Guy and Kyle’s conversation add another note of foreboding when Guy says that there’s going to be “a lot of blood on the floor on this one.” Kyle grabs Guy and leaves the fray while the rest of the Green Lanterns try to stop the Nekron construct from literally ripping the central power battery from the surface of Oa. Vice, easily the most ruthless of the Red Lanterns, is set loose by Kyle and Guy and he takes he rage out on the Black Lanterns. Vice’s activities server their purpose as the Black Lanterns he systematically tears apart have to divert their energies to reconstructing their bodies, slowing down the process of the Nekron construct.
It looks like the good guys are gaining the upper hand when Chaselon’s Alpha Lantern programming makes him exact justice on Vice which results in the Nekron construct gaining steam again. With a new target, the Black Lanterns attack and destroy Chaselon, causing a fissure in his internal power battery. Salaak informs Kyle that this fissure could cause the battery to rupture – which would be a very bad thing. Kyle flies in and grabs the damaged battery and lures the Black Lanterns towards him, placing an energy dome over them all.
After telling Soranik Natu that he loves her and Guy as well, we get one big explosion. Cue up the last page with a picture of Kyle lying amidst a pile of Black Lantern rings. His ring declares him deceased, leaving Kyle’s hand and heading for Sector 2261, presumably to stay on Mogo until the moratorium on giving out rings is lifted.
So there you have it, the death of Kyle Rayner. Now I don’t think for a minute that this is going to stick. Since the time that the image was released showing Guy Gardner as a Red Lantern I knew that only two things would be able to incite the rage in him to the right level. Either the death of Ice or the death of Kyle. Since Ice just came back and inserting her in the story would be a greater leap of plot, I figured that Kyle was going to be a goner.

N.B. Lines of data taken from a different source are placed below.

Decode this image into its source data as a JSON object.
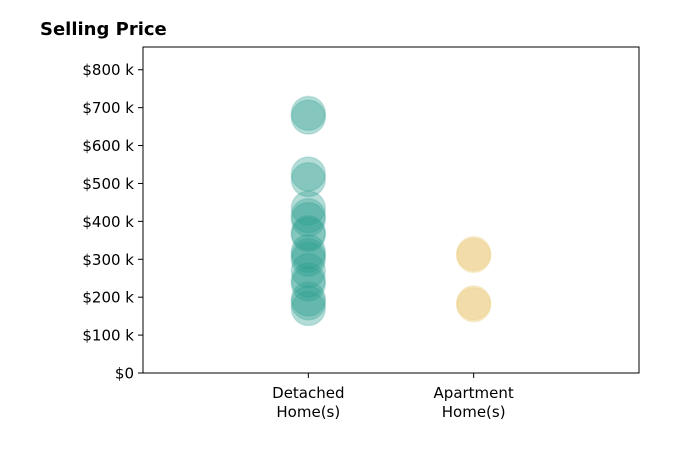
{
  "chart_data": {
    "type": "scatter",
    "title": "Selling Price",
    "xlabel": "",
    "ylabel": "",
    "categories": [
      {
        "lines": [
          "Detached",
          "Home(s)"
        ]
      },
      {
        "lines": [
          "Apartment",
          "Home(s)"
        ]
      }
    ],
    "y_ticks": [
      {
        "value": 0,
        "label": "$0"
      },
      {
        "value": 100,
        "label": "$100 k"
      },
      {
        "value": 200,
        "label": "$200 k"
      },
      {
        "value": 300,
        "label": "$300 k"
      },
      {
        "value": 400,
        "label": "$400 k"
      },
      {
        "value": 500,
        "label": "$500 k"
      },
      {
        "value": 600,
        "label": "$600 k"
      },
      {
        "value": 700,
        "label": "$700 k"
      },
      {
        "value": 800,
        "label": "$800 k"
      }
    ],
    "ylim": [
      0,
      860
    ],
    "xlim": [
      -1,
      2
    ],
    "grid": false,
    "series": [
      {
        "category_index": 0,
        "color": "#2a9d8f",
        "opacity": 0.35,
        "values": [
          685,
          675,
          525,
          510,
          435,
          415,
          405,
          370,
          365,
          320,
          310,
          300,
          270,
          245,
          235,
          195,
          185,
          170
        ]
      },
      {
        "category_index": 1,
        "color": "#e9c46a",
        "opacity": 0.35,
        "values": [
          315,
          310,
          185,
          180
        ]
      }
    ]
  }
}
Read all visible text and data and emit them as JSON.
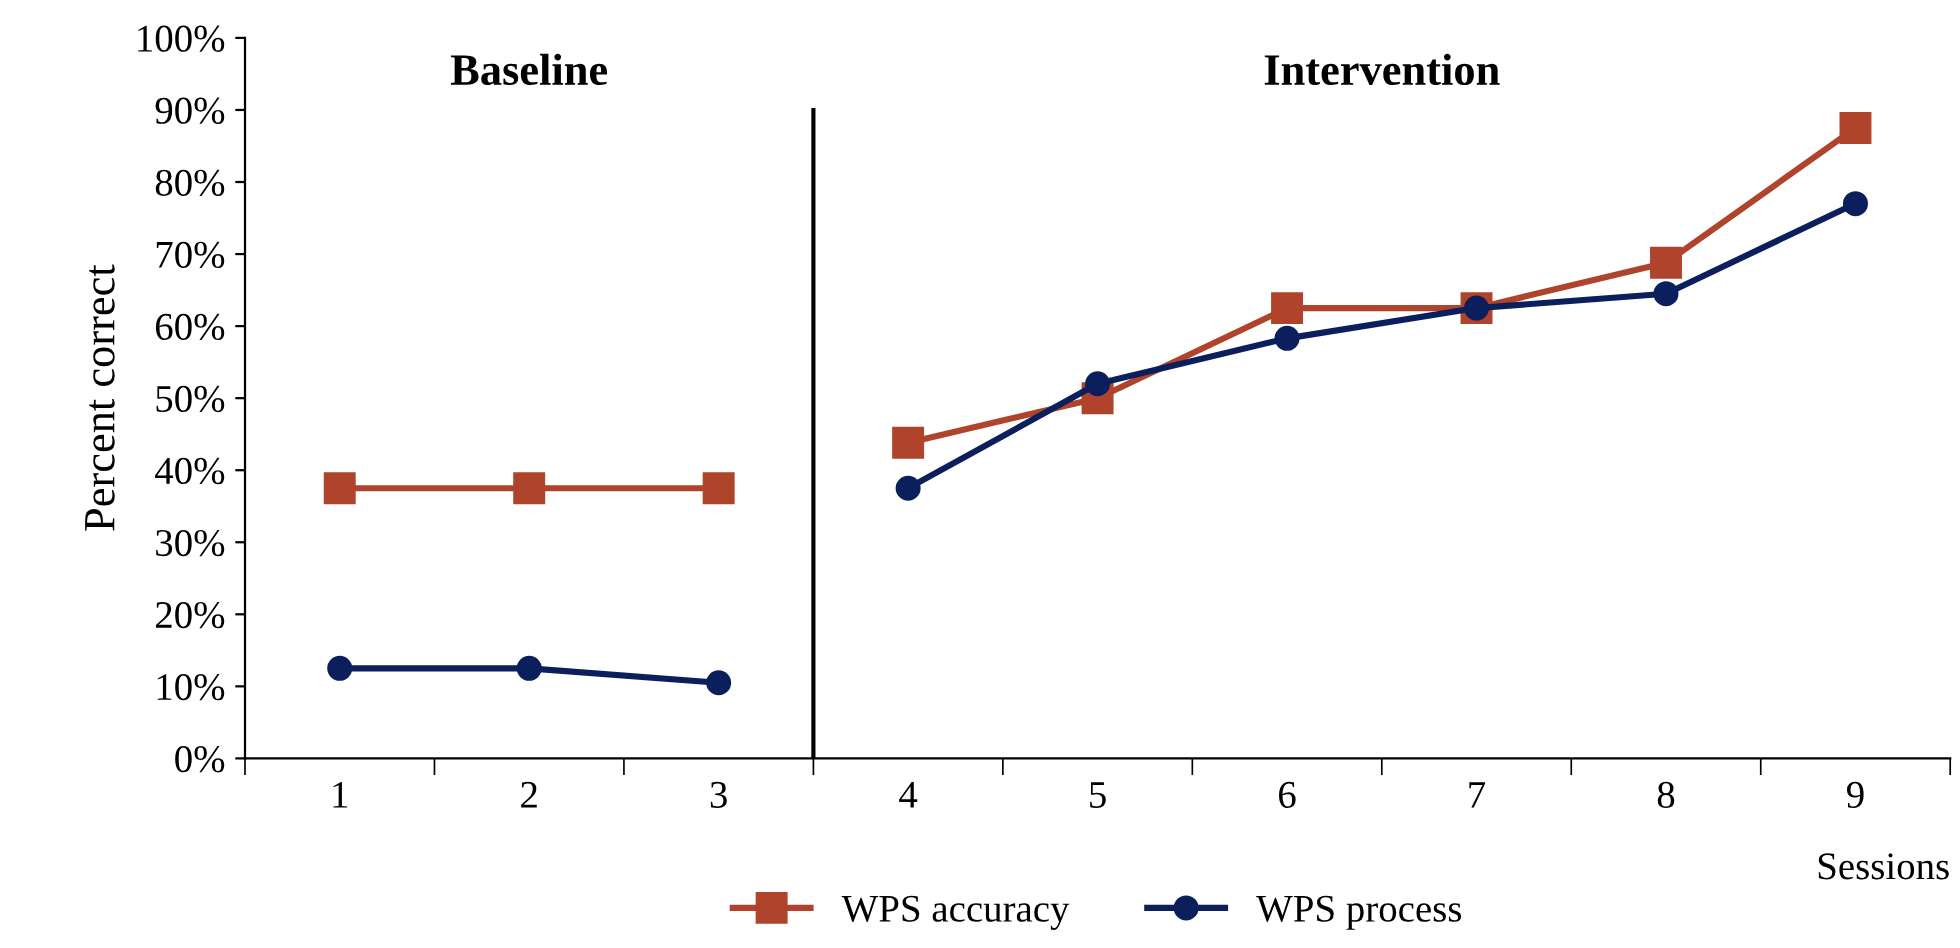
{
  "chart_data": {
    "type": "line",
    "xlabel": "Sessions",
    "ylabel": "Percent correct",
    "categories": [
      "1",
      "2",
      "3",
      "4",
      "5",
      "6",
      "7",
      "8",
      "9"
    ],
    "series": [
      {
        "name": "WPS accuracy",
        "color": "#b0432b",
        "marker": "square",
        "values": [
          37.5,
          37.5,
          37.5,
          43.8,
          50,
          62.5,
          62.5,
          68.8,
          87.5
        ]
      },
      {
        "name": "WPS process",
        "color": "#0b1f5c",
        "marker": "circle",
        "values": [
          12.5,
          12.5,
          10.5,
          37.5,
          52,
          58.3,
          62.5,
          64.5,
          77
        ]
      }
    ],
    "ylim": [
      0,
      100
    ],
    "yticks": [
      {
        "value": 0,
        "label": "0%"
      },
      {
        "value": 10,
        "label": "10%"
      },
      {
        "value": 20,
        "label": "20%"
      },
      {
        "value": 30,
        "label": "30%"
      },
      {
        "value": 40,
        "label": "40%"
      },
      {
        "value": 50,
        "label": "50%"
      },
      {
        "value": 60,
        "label": "60%"
      },
      {
        "value": 70,
        "label": "70%"
      },
      {
        "value": 80,
        "label": "80%"
      },
      {
        "value": 90,
        "label": "90%"
      },
      {
        "value": 100,
        "label": "100%"
      }
    ],
    "annotations": [
      "Baseline",
      "Intervention"
    ],
    "legend": "bottom",
    "grid": false,
    "line_style": "solid"
  }
}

I know that right now Kyle fans everywhere are posting outrage on a number of forums. And I really think it’s an overreaction, but I certainly understand it. I’ll be putting up my own commentary on it later tonight since it would detract from reviewing this issue, but I’ll say this now – we’re only half way through a story who’s theme is death and resurrection! No way that Hal is going to let Kyle stay dead and I expect he’ll be entering Nekron’s Land of the Unliving for a second time to bring back the man who helped him have his own rebirth. But I hope we also see a Black Lantern Kyle before he returns.
In terms of this issue, Peter Tomasi has done a great job once again. And Pat Gleason’s artwork continues to impress. Those splash pages really did a great job of illustrating the scope of the crisis at hand and pack a lot of dramatic punch. The variant cover by Greg Horn totally rocks.
This issue is definitely worth ten lanterns!